Eve gelip kapıyı açtığımda son bir yılda olduğu gibi sessizlik karşıladı beni.
Annem ve babam geçen sene ölmüş bu koca evde tek başıma kalmıştım.

Dedem ve teyzem tekrar Taylanda dönmem için ne kadar beni ikna etmeye çalışsalarda kabul etmemiştim.
Ailemi orada kaybetmiştim ve tekrar oraya gidemezdim. Ayrıca kızlarda buradaydı.
Onları bırakamazdım.

Montumu çıkarıp astığımda ayakkabılarımıda çıkarıp terliklerimi giydim.
Salonun lambasını yakıp kendimi koltuğa attığımda saat gece yarısını geçiyordu ve benim sabah yedide dersim vardı.

Hayatımın en büyük hatası kesinlikle okumak için psikoloji bölümü seçmekti.
Neyse ki Chaeyoungu da benimle birlikte sürüklemiş onu da psikoloji seçmeye zorlamıştım.
Jisoo ve Jennie de mimarlık bölümü seçmiş bizden bir üst sınıftalardı.

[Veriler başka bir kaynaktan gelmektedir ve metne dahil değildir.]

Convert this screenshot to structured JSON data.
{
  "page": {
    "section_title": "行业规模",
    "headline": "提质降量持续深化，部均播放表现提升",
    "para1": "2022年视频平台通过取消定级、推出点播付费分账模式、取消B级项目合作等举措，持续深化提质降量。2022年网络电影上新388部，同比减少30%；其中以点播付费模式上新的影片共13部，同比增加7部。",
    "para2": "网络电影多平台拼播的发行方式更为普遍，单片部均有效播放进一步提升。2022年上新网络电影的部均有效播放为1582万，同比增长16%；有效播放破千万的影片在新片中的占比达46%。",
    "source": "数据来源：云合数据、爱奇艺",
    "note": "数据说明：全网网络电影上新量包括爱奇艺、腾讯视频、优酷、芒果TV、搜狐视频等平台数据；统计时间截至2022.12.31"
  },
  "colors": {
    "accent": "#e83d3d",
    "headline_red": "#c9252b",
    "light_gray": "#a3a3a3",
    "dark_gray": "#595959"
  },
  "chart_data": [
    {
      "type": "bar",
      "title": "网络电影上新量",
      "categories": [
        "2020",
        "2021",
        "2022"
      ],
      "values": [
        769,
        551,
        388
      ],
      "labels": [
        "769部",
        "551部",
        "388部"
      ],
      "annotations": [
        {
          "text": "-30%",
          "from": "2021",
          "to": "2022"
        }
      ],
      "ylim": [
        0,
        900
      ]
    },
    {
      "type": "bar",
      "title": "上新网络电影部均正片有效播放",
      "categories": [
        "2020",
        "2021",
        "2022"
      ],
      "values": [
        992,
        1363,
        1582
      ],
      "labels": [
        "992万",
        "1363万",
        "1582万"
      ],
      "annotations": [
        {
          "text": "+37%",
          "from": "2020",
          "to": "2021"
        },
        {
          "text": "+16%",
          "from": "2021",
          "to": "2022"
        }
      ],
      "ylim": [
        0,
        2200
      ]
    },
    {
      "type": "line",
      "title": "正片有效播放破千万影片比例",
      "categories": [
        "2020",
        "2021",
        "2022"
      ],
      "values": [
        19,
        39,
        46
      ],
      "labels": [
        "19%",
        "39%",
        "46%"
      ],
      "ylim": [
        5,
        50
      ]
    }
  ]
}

Yorgunluktan gözlerim kapanırken arkamda hissettiğim hafif rüzgarla gözlerimi açıp arkama döndüm. Tüm salonu birkaç kere tarayıp bahçe kapısına baktım.

Salonun içinde kimse yoktu ve bu havada kapıyı açık bırakacak da değildim.

Leo miyavlayarak yanıma gelip kolumun altına girince Luca karşı koltuktan bağırarak atlayıp Leonun arkasına girdi.

Onlara tuhaf bir şekilde bakarken Lucanın az önce durduğu koltuğun önünde yatan Love aynı anda gözlerini açıp, kulaklarını dikleştirip hırlamaya başladı.

"Ne yapıyorsunuz siz?"

Love ayağa kalkıp mutfağın kapısına bakıp yüksek sesle havlamaya başlayınca kapının önüne baktım ama kimse yoktu.

"Hey sorun ne?"

Bu sefer susup tekrar hırlamaya başladığında ayağa kalkıp yavaşça mutfağın önüne yürüdüm.
Love arkamdan gelip ilerlememem için  bacağımı yavaşça ısırıp tekrar hırladığında eğilip kafasını okşadım.

"Sorun yok"

Kapının önünde durup elimi içeri uzatıp ışığı bulduğumda etraf aydınlandı.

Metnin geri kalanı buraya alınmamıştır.